Zimmer has said that Christie's top officials suggested to her last May that Hurricane Sandy aid for the mile-square city was tied to Zimmer's support of development plans by a private company, the Rockefeller Group, which had been buying land in uptown Hoboken.
On Wednesday, MSNBC reported that Zimmer said she had told five people about the situation last year after it happened, including Zimmer's chief of staff, Dan Bryan, and her spokesman, Juan Melli. MSNBC quoted sources as saying that Bryan and Melli were already questioned by the FBI.
MSNBC also quoted Councilman David Mello as saying that Zimmer mentioned key conversations with Lt. Gov. Kim Guadagnano to him last summer.

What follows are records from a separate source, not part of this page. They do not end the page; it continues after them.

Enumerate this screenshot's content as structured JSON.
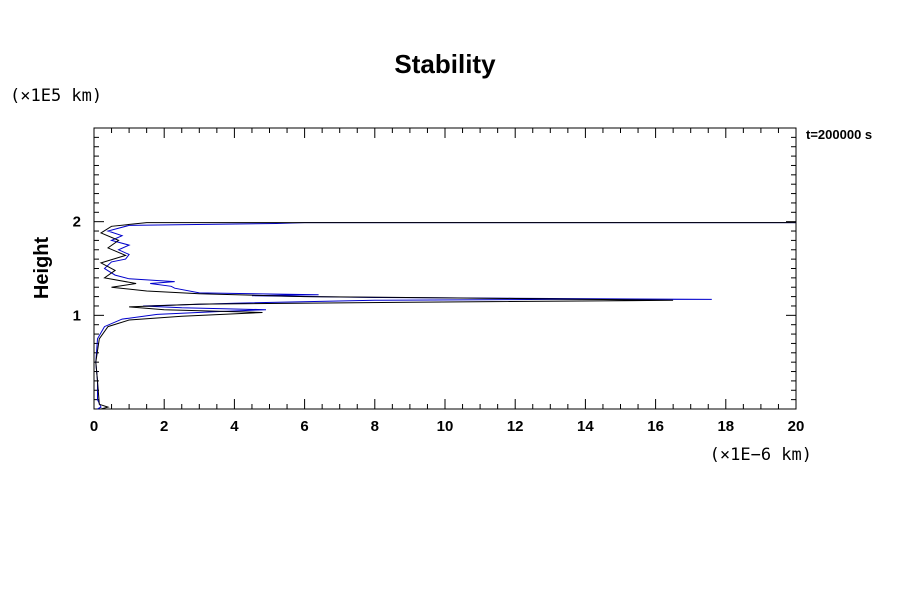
{
  "chart_data": {
    "type": "line",
    "title": "Stability",
    "xlabel": "",
    "ylabel": "Height",
    "x_unit_label": "(×1E−6 km)",
    "y_unit_label": "(×1E5 km)",
    "annotation": "t=200000 s",
    "xlim": [
      0,
      20
    ],
    "ylim": [
      0,
      3
    ],
    "x_ticks": [
      0,
      2,
      4,
      6,
      8,
      10,
      12,
      14,
      16,
      18,
      20
    ],
    "y_ticks": [
      1,
      2
    ],
    "grid": false,
    "colors": {
      "series_a": "#0000cc",
      "series_b": "#000000"
    },
    "series": [
      {
        "color": "#0000cc",
        "points": [
          [
            0.1,
            0
          ],
          [
            0.2,
            0.02
          ],
          [
            0.1,
            0.1
          ],
          [
            0.1,
            0.3
          ],
          [
            0.05,
            0.5
          ],
          [
            0.1,
            0.75
          ],
          [
            0.3,
            0.88
          ],
          [
            0.8,
            0.96
          ],
          [
            1.8,
            1.01
          ],
          [
            3.5,
            1.04
          ],
          [
            4.9,
            1.06
          ],
          [
            2.5,
            1.08
          ],
          [
            1.4,
            1.1
          ],
          [
            4.0,
            1.13
          ],
          [
            8.0,
            1.16
          ],
          [
            13.0,
            1.17
          ],
          [
            17.6,
            1.17
          ],
          [
            13.0,
            1.18
          ],
          [
            8.0,
            1.19
          ],
          [
            4.5,
            1.21
          ],
          [
            6.4,
            1.22
          ],
          [
            3.0,
            1.24
          ],
          [
            2.3,
            1.29
          ],
          [
            2.2,
            1.31
          ],
          [
            1.6,
            1.34
          ],
          [
            2.3,
            1.36
          ],
          [
            1.0,
            1.39
          ],
          [
            0.6,
            1.43
          ],
          [
            0.3,
            1.5
          ],
          [
            0.5,
            1.57
          ],
          [
            0.9,
            1.6
          ],
          [
            1.0,
            1.65
          ],
          [
            0.7,
            1.7
          ],
          [
            1.0,
            1.75
          ],
          [
            0.5,
            1.8
          ],
          [
            0.8,
            1.85
          ],
          [
            0.4,
            1.9
          ],
          [
            1.0,
            1.96
          ],
          [
            5.2,
            1.98
          ],
          [
            6.0,
            1.99
          ],
          [
            20.0,
            1.99
          ]
        ]
      },
      {
        "color": "#000000",
        "points": [
          [
            0.2,
            0
          ],
          [
            0.4,
            0.02
          ],
          [
            0.15,
            0.05
          ],
          [
            0.1,
            0.3
          ],
          [
            0.05,
            0.5
          ],
          [
            0.15,
            0.75
          ],
          [
            0.4,
            0.88
          ],
          [
            1.0,
            0.95
          ],
          [
            2.5,
            0.99
          ],
          [
            4.8,
            1.03
          ],
          [
            2.0,
            1.06
          ],
          [
            1.0,
            1.09
          ],
          [
            3.0,
            1.12
          ],
          [
            9.0,
            1.14
          ],
          [
            16.5,
            1.16
          ],
          [
            12.0,
            1.18
          ],
          [
            6.0,
            1.2
          ],
          [
            3.0,
            1.23
          ],
          [
            1.5,
            1.26
          ],
          [
            0.5,
            1.3
          ],
          [
            1.2,
            1.34
          ],
          [
            0.3,
            1.4
          ],
          [
            0.6,
            1.48
          ],
          [
            0.2,
            1.56
          ],
          [
            0.9,
            1.64
          ],
          [
            0.4,
            1.72
          ],
          [
            0.7,
            1.8
          ],
          [
            0.2,
            1.88
          ],
          [
            0.5,
            1.95
          ],
          [
            1.5,
            1.99
          ],
          [
            20.0,
            1.99
          ]
        ]
      }
    ]
  }
}
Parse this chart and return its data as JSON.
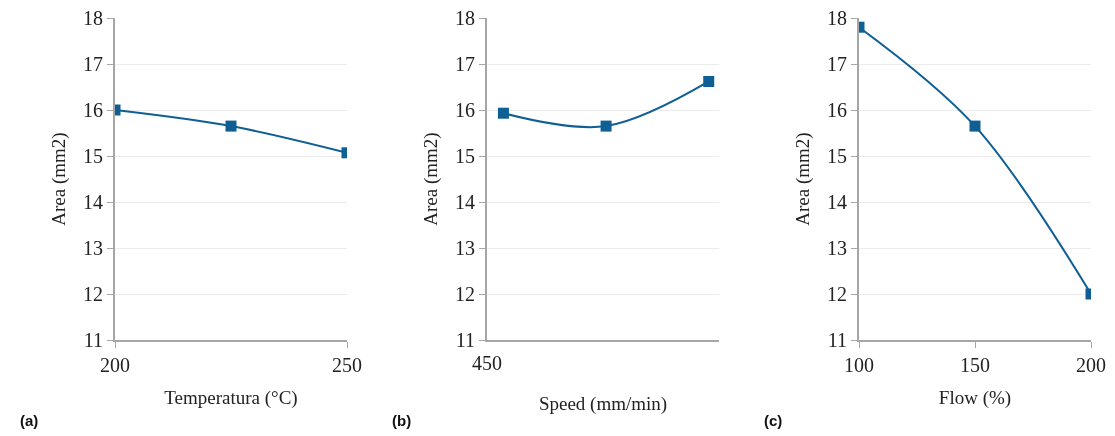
{
  "chart_data": [
    {
      "type": "line",
      "xlabel": "Temperatura (°C)",
      "ylabel": "Area (mm2)",
      "x": [
        200,
        225,
        250
      ],
      "values": [
        16.0,
        15.65,
        15.07
      ],
      "color": "#0f5f94",
      "xlim": [
        200,
        250
      ],
      "xticks": [
        200,
        250
      ],
      "ylim": [
        11,
        18
      ],
      "yticks": [
        11,
        12,
        13,
        14,
        15,
        16,
        17,
        18
      ],
      "grid": "y",
      "marker": "square",
      "line_style": "solid",
      "annotations": [
        "(a)"
      ]
    },
    {
      "type": "line",
      "xlabel": "Speed (mm/min)",
      "ylabel": "Area (mm2)",
      "categories": [
        null,
        null,
        null
      ],
      "values": [
        15.93,
        15.65,
        16.62
      ],
      "color": "#0f5f94",
      "ylim": [
        11,
        18
      ],
      "yticks": [
        11,
        12,
        13,
        14,
        15,
        16,
        17,
        18
      ],
      "grid": "y",
      "marker": "square",
      "line_style": "solid",
      "annotations": [
        "450",
        "(b)"
      ]
    },
    {
      "type": "line",
      "xlabel": "Flow (%)",
      "ylabel": "Area (mm2)",
      "x": [
        100,
        150,
        200
      ],
      "values": [
        17.8,
        15.65,
        12.0
      ],
      "color": "#0f5f94",
      "xlim": [
        100,
        200
      ],
      "xticks": [
        100,
        150,
        200
      ],
      "ylim": [
        11,
        18
      ],
      "yticks": [
        11,
        12,
        13,
        14,
        15,
        16,
        17,
        18
      ],
      "grid": "y",
      "marker": "square",
      "line_style": "solid",
      "annotations": [
        "(c)"
      ]
    }
  ]
}
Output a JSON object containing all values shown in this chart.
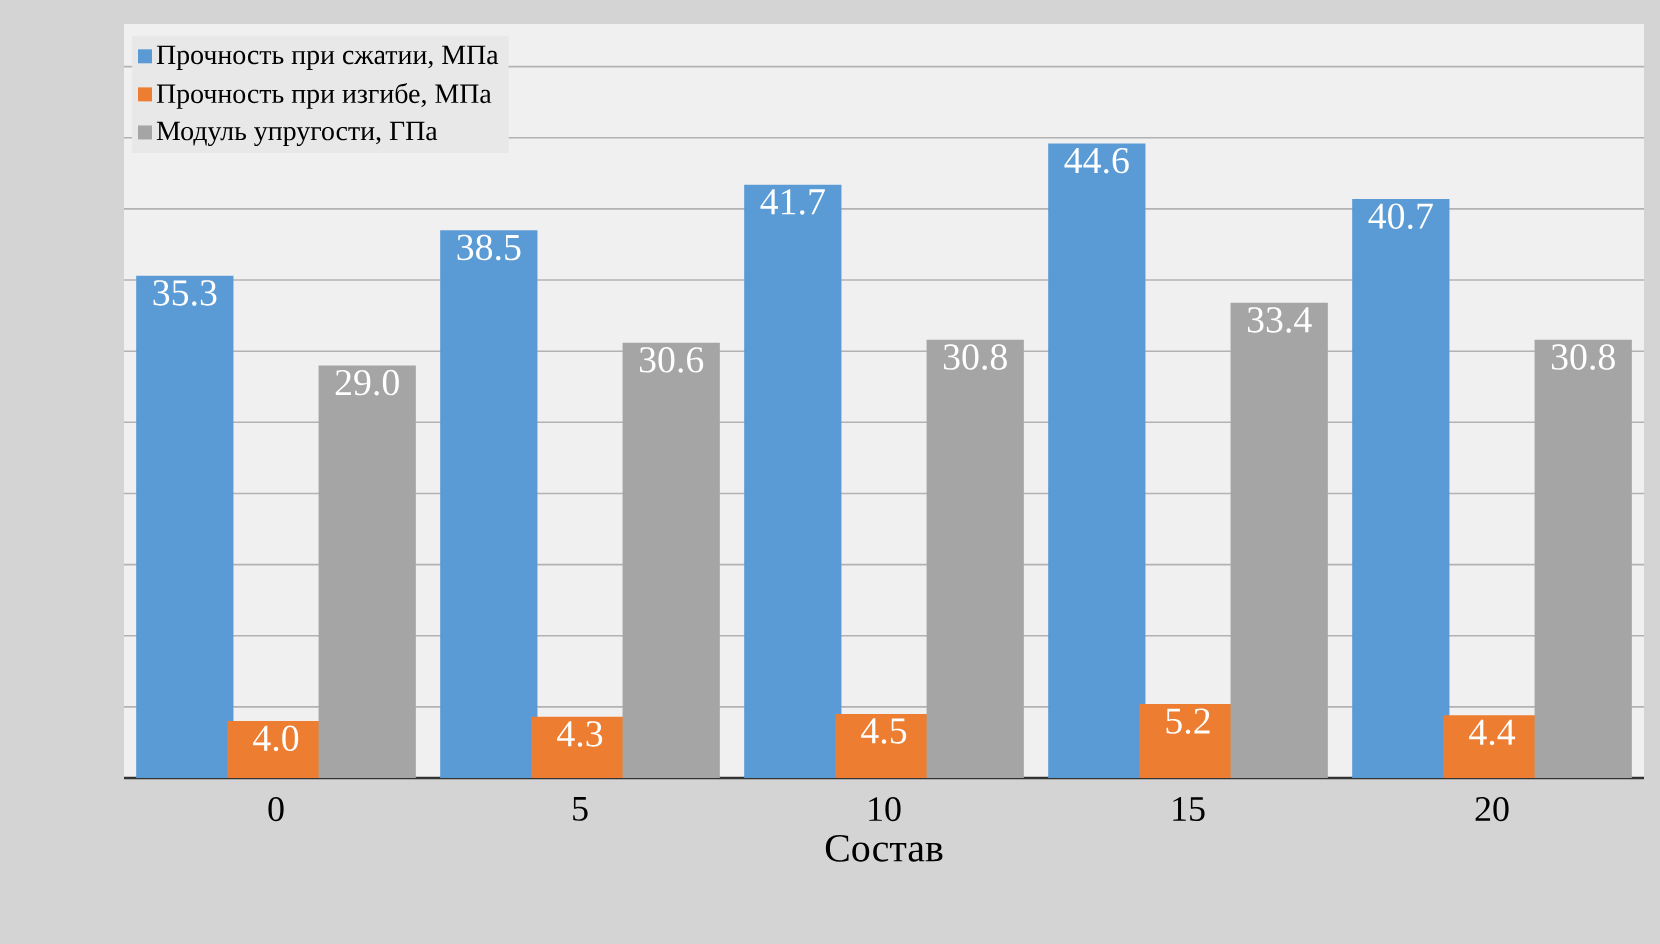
{
  "chart_data": {
    "type": "bar",
    "xlabel": "Состав",
    "categories": [
      "0",
      "5",
      "10",
      "15",
      "20"
    ],
    "series": [
      {
        "name": "Прочность при сжатии, МПа",
        "color": "#5b9bd5",
        "values": [
          35.3,
          38.5,
          41.7,
          44.6,
          40.7
        ],
        "value_labels": [
          "35.3",
          "38.5",
          "41.7",
          "44.6",
          "40.7"
        ]
      },
      {
        "name": "Прочность при изгибе, МПа",
        "color": "#ed7d31",
        "values": [
          4.0,
          4.3,
          4.5,
          5.2,
          4.4
        ],
        "value_labels": [
          "4.0",
          "4.3",
          "4.5",
          "5.2",
          "4.4"
        ]
      },
      {
        "name": "Модуль упругости, ГПа",
        "color": "#a5a5a5",
        "values": [
          29.0,
          30.6,
          30.8,
          33.4,
          30.8
        ],
        "value_labels": [
          "29.0",
          "30.6",
          "30.8",
          "33.4",
          "30.8"
        ]
      }
    ],
    "ylim": [
      0,
      53
    ],
    "tick_labels": "x",
    "grid": "y",
    "legend": "top left"
  }
}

The Hoboken Reporter interviewed Zimmer this past Saturday night and asked her whom she had told about the conversations, but Zimmer declined at the time to say.
At a busy City Council meeting Wednesday night, many residents spoke about the issue, and the council sparred over whether to hire Krovatin, who has already represented the city in several lawsuits. Krovatin and wife Anna Quindlen, the writer, lived in Hoboken for many years.
One resident on Wednesday praised the mayor's "courage." Another said the mayor was being hypocritical, as Zimmer recently said she had terminated her former public safety director because he was asked to do something illegal by a developer and never told anyone about it. The issue arose recently because the fired employee was awarded $1 million from the city as a result.